As an example consider a FileList.ps1 component. It takes two PARAMETERS "Path" and "Filter" and lists the files in that directory. It does not take any INPUT and it's OUTPUT is an array of File data. Such a component is an Extractor in ETL language as it is a source node for the data flow.

There is a built-in cmdlet in PowerShell called Get-ChildItem which lists files. It's also known as "dir" or "ls". We will be using this cmdlet but wrapping it up nicely so that we can use it in a pipeline. In particular we will be making it output a JSON Array. Here's the code:

[Parameter(Mandatory=$true,HelpMessage="The path to the files")][string]$Path,
[string]$Filter
$files = @()
Get-ChildItem -Path $Path -Filter $Filter -Recurse:$Recurse |
  ForEach-Object {
    $f = @{
    name=$_.Name
    fullName=$_.FullName
    size=$_.Length
  }
  $files += New-Object -TypeName PSObject -Property $f
}
$files | ConvertTo-JSON

This component, saved as .\components\FileList.ps1 can be run as follows from POWERSHELL:
.\components\FileList.ps1 -Path C:\temp -Filter *.txt
It will produce an output similar to the following:
[
    {
        "fullName":  "C:\\temp\\test.txt",
        "name":  "test.txt",
        "size":  491899
    },
    {
        "fullName":  "C:\\temp\\op.txt",
        "name":  "op.txt",
        "size":  413431
    }
}

Enough details for now. The idea is that components downstream can accept this array of objects and process them in some way. One might want to delete the files, search them for text, email them to somebody. The possibilities are endless.

Of course the whole system stands or falls on reusability.
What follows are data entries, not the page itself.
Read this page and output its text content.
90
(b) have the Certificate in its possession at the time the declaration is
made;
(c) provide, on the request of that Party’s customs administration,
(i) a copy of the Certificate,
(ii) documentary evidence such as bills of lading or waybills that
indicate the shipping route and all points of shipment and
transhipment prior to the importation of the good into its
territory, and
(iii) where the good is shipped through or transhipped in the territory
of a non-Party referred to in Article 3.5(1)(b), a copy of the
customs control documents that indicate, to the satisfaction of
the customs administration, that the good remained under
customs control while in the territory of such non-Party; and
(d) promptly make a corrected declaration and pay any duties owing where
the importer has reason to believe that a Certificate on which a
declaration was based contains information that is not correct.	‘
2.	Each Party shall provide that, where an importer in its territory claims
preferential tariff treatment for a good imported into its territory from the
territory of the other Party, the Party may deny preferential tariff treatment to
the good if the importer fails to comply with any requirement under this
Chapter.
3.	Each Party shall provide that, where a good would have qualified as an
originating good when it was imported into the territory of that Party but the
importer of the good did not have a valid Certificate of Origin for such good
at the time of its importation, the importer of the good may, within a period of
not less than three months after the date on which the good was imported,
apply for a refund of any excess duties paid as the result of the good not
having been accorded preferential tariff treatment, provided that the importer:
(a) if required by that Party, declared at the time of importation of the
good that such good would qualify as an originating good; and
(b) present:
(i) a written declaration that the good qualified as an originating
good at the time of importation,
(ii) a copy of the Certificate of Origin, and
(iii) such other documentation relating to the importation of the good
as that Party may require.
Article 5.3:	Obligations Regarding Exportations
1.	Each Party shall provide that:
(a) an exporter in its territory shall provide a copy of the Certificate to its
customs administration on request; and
If our downstream component does not understand what that JSON is, or expects a different format well then we need to do some work. This is where Transform Components come it. We may well need to write many such transform components but the system will come with some basic ones like CSV2JSON and JSON2XML. As soon as we need specialized JSON or XML we will have to write our own components.

Looking ahead I could imagine 2 types of generic transform components:

  1. A JSON2JSON adaptor which allows you to simply remap fields (visually).
  2. A generic JavaScript component which allows you to write a javascript function which transforms your data.